The Best Way to Play the Looming Superbug Threat

Jim O’Neill, the former chief economist at Goldman Sachs, is best known for coining the BRIC acronym, which stands for the emerging market countries Brazil, Russia, India and China.
But today he is trying to focus the world’s attention on a completely different subject. O’Neill is very concerned about the rising threat that so-called “superbugs” pose. Superbugs are antibiotic-resistant microbes.
O’Neill believes the effects of drug-resistant bacteria on our future world will be very real. His thoughts were revealed in a report issued by a U.K. government-appointed team, which he headed.
He foresees that global gross domestic product growth will be cut by 2% to 3.5% by 2050. That could literally translate to up to $100 trillion – not to mention the cost in possibly millions of human lives if the superbug threat isn’t addressed.
O’Neill is backed up in his concern by the World Health Organization (WHO). It said in a report last April that antibiotic resistance from superbugs is a threat “so serious that it threatens the achievements of modern medicine.” It added that without action, “The world is headed for a post-antibiotic era, in which common infections and minor injuries, which have been treatable for decades, can once again kill.”

More Investments Needed

By action, the WHO means research and development by the pharmaceutical companies on new antibiotics. O’Neill says that as much as $37 billion is needed to incentivize the industry to develop new and innovative drugs to combat the superbug threat.
This money, O’Neill believes, should come in the form of upfront payments from governments. However, the payments would only be made after the antibiotic has been proven effective. That still leaves the pharma companies to foot the initial research costs.
O’Neill is proposing this course of action because there is little market incentive for the companies to do such R&D. Any new drugs developed will only be used after all current treatment options are exhausted.
In other words, the market is too small to interest Big Pharma companies. With such a small market, it may take over a decade of sales for the companies to just cover their development costs. That is the reason why pharmaceutical companies largely moved out of the sector over the past two decades and into more profitable segments, such as cancer treatments.
The once-acknowledged leader in antibiotic research, Pfizer (NYSE: PFE), shut its research operation in 2011. So did Johnson & Johnson (NYSE: JNJ). Eli Lilly (NYSE: LLY) left the field in 2002, as did Sanofi SA (NYSE: SNY) in 2004. Others left in the 1990s.

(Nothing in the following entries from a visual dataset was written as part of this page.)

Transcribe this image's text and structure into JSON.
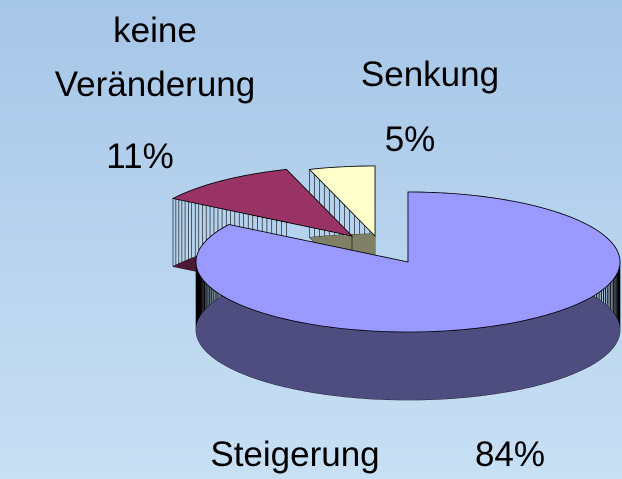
{
  "chart_data": {
    "type": "pie3d",
    "categories": [
      "Steigerung",
      "keine Veränderung",
      "Senkung"
    ],
    "values": [
      84,
      11,
      5
    ],
    "value_labels": [
      "84%",
      "11%",
      "5%"
    ],
    "colors": [
      "#9999ff",
      "#993366",
      "#ffffcc"
    ]
  }
}
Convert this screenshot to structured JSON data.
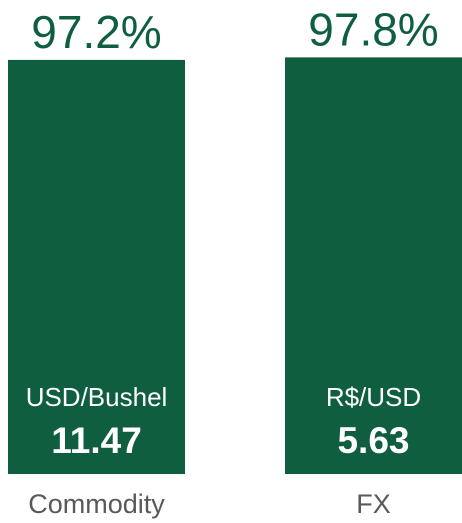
{
  "chart_data": {
    "type": "bar",
    "categories": [
      "Commodity",
      "FX"
    ],
    "values": [
      97.2,
      97.8
    ],
    "value_labels": [
      "97.2%",
      "97.8%"
    ],
    "units": [
      "USD/Bushel",
      "R$/USD"
    ],
    "prices": [
      11.47,
      5.63
    ],
    "color": "#105e40",
    "ylim": [
      0,
      100
    ]
  }
}
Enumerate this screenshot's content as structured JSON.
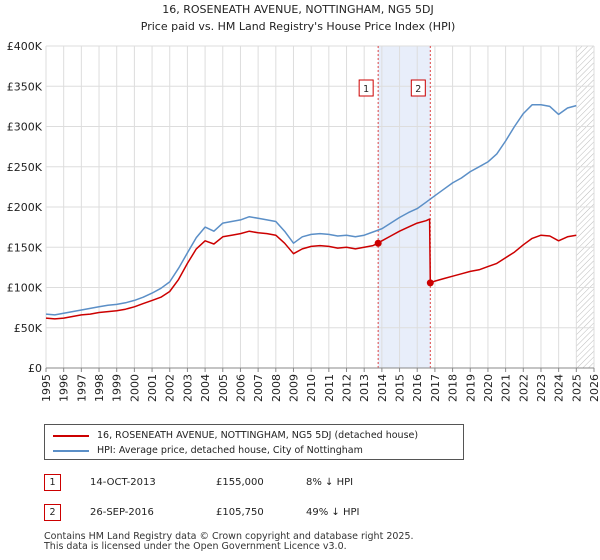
{
  "chart_data": {
    "type": "line",
    "title": "16, ROSENEATH AVENUE, NOTTINGHAM, NG5 5DJ",
    "subtitle": "Price paid vs. HM Land Registry's House Price Index (HPI)",
    "xlabel": "",
    "ylabel": "",
    "xlim": [
      1995,
      2026
    ],
    "ylim": [
      0,
      400000
    ],
    "grid": true,
    "x_ticks": [
      "1995",
      "1996",
      "1997",
      "1998",
      "1999",
      "2000",
      "2001",
      "2002",
      "2003",
      "2004",
      "2005",
      "2006",
      "2007",
      "2008",
      "2009",
      "2010",
      "2011",
      "2012",
      "2013",
      "2014",
      "2015",
      "2016",
      "2017",
      "2018",
      "2019",
      "2020",
      "2021",
      "2022",
      "2023",
      "2024",
      "2025",
      "2026"
    ],
    "y_ticks": [
      "£0",
      "£50K",
      "£100K",
      "£150K",
      "£200K",
      "£250K",
      "£300K",
      "£350K",
      "£400K"
    ],
    "shaded_period": {
      "from": 2013.79,
      "to": 2016.74
    },
    "hatched_after": 2025.0,
    "series": [
      {
        "name": "HPI: Average price, detached house, City of Nottingham",
        "color": "#5b8fc7",
        "x": [
          1995.0,
          1995.5,
          1996.0,
          1996.5,
          1997.0,
          1997.5,
          1998.0,
          1998.5,
          1999.0,
          1999.5,
          2000.0,
          2000.5,
          2001.0,
          2001.5,
          2002.0,
          2002.5,
          2003.0,
          2003.5,
          2004.0,
          2004.5,
          2005.0,
          2005.5,
          2006.0,
          2006.5,
          2007.0,
          2007.5,
          2008.0,
          2008.5,
          2009.0,
          2009.5,
          2010.0,
          2010.5,
          2011.0,
          2011.5,
          2012.0,
          2012.5,
          2013.0,
          2013.5,
          2014.0,
          2014.5,
          2015.0,
          2015.5,
          2016.0,
          2016.5,
          2017.0,
          2017.5,
          2018.0,
          2018.5,
          2019.0,
          2019.5,
          2020.0,
          2020.5,
          2021.0,
          2021.5,
          2022.0,
          2022.5,
          2023.0,
          2023.5,
          2024.0,
          2024.5,
          2025.0
        ],
        "values": [
          67000,
          66000,
          68000,
          70000,
          72000,
          74000,
          76000,
          78000,
          79000,
          81000,
          84000,
          88000,
          93000,
          99000,
          107000,
          124000,
          143000,
          162000,
          175000,
          170000,
          180000,
          182000,
          184000,
          188000,
          186000,
          184000,
          182000,
          170000,
          155000,
          163000,
          166000,
          167000,
          166000,
          164000,
          165000,
          163000,
          165000,
          169000,
          173000,
          180000,
          187000,
          193000,
          198000,
          206000,
          214000,
          222000,
          230000,
          236000,
          244000,
          250000,
          256000,
          266000,
          282000,
          300000,
          316000,
          327000,
          327000,
          325000,
          315000,
          323000,
          326000
        ]
      },
      {
        "name": "16, ROSENEATH AVENUE, NOTTINGHAM, NG5 5DJ (detached house)",
        "color": "#cc0000",
        "x": [
          1995.0,
          1995.5,
          1996.0,
          1996.5,
          1997.0,
          1997.5,
          1998.0,
          1998.5,
          1999.0,
          1999.5,
          2000.0,
          2000.5,
          2001.0,
          2001.5,
          2002.0,
          2002.5,
          2003.0,
          2003.5,
          2004.0,
          2004.5,
          2005.0,
          2005.5,
          2006.0,
          2006.5,
          2007.0,
          2007.5,
          2008.0,
          2008.5,
          2009.0,
          2009.5,
          2010.0,
          2010.5,
          2011.0,
          2011.5,
          2012.0,
          2012.5,
          2013.0,
          2013.5,
          2013.79,
          2014.0,
          2014.5,
          2015.0,
          2015.5,
          2016.0,
          2016.5,
          2016.7,
          2016.74,
          2017.0,
          2017.5,
          2018.0,
          2018.5,
          2019.0,
          2019.5,
          2020.0,
          2020.5,
          2021.0,
          2021.5,
          2022.0,
          2022.5,
          2023.0,
          2023.5,
          2024.0,
          2024.5,
          2025.0
        ],
        "values": [
          62000,
          61000,
          62000,
          64000,
          66000,
          67000,
          69000,
          70000,
          71000,
          73000,
          76000,
          80000,
          84000,
          88000,
          95000,
          110000,
          130000,
          148000,
          158000,
          154000,
          163000,
          165000,
          167000,
          170000,
          168000,
          167000,
          165000,
          155000,
          142000,
          148000,
          151000,
          152000,
          151000,
          149000,
          150000,
          148000,
          150000,
          152000,
          155000,
          158000,
          164000,
          170000,
          175000,
          180000,
          183000,
          185000,
          105750,
          108000,
          111000,
          114000,
          117000,
          120000,
          122000,
          126000,
          130000,
          137000,
          144000,
          153000,
          161000,
          165000,
          164000,
          158000,
          163000,
          165000
        ]
      }
    ],
    "markers": [
      {
        "label": "1",
        "x": 2013.79,
        "value": 155000
      },
      {
        "label": "2",
        "x": 2016.74,
        "value": 105750
      }
    ]
  },
  "legend": {
    "property_label": "16, ROSENEATH AVENUE, NOTTINGHAM, NG5 5DJ (detached house)",
    "hpi_label": "HPI: Average price, detached house, City of Nottingham"
  },
  "annotations": [
    {
      "num": "1",
      "date": "14-OCT-2013",
      "price": "£155,000",
      "delta": "8% ↓ HPI"
    },
    {
      "num": "2",
      "date": "26-SEP-2016",
      "price": "£105,750",
      "delta": "49% ↓ HPI"
    }
  ],
  "footer": {
    "line1": "Contains HM Land Registry data © Crown copyright and database right 2025.",
    "line2": "This data is licensed under the Open Government Licence v3.0."
  },
  "colors": {
    "property": "#cc0000",
    "hpi": "#5b8fc7",
    "shade": "#e8eefa",
    "grid": "#dddddd"
  }
}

Pharma Companies to Become Involved

Something has to be done. O’Neill proposes that the industry pool together a $2 billion fund over five years to spur more early stage research on antibiotics.
Two major pharmaceutical companies – GlaxoSmithKline PLC (NYSE: GSK) and Roche Holding AG (OTC: RHHBY) – said they are willing to work within O’Neill’s proposals. Roche just restarted antibiotic research in 2014.
The two companies agree that the antibiotic development process needs to be overhauled. GSK’s president of pharmaceutical R&D, Patrick Vallance, said in a statement, “We are very encouraged by (O’Neill’s) ideas … to modernize the economic model to encourage investment in research and ensure reasonable returns.”
But neither company has committed funds to the proposal yet.

A Biotech Path

The major drug companies may not be the best path to finding the next generation of antibiotics. The answer may lie in the red-hot biotech sector.
Two names that come to mind with antibiotics in Phase 3 clinical trials include Tetraphase Pharmaceuticals (NASDAQ: TTPH) and Cempra (NASDAQ: CEMP).
Analysts in the industry believe the current trials have an 80%-90% chance of success.
The bottom line is that it may be easier for the big pharmaceutical companies to just buy these types of companies, rather than develop new antibiotics on their own.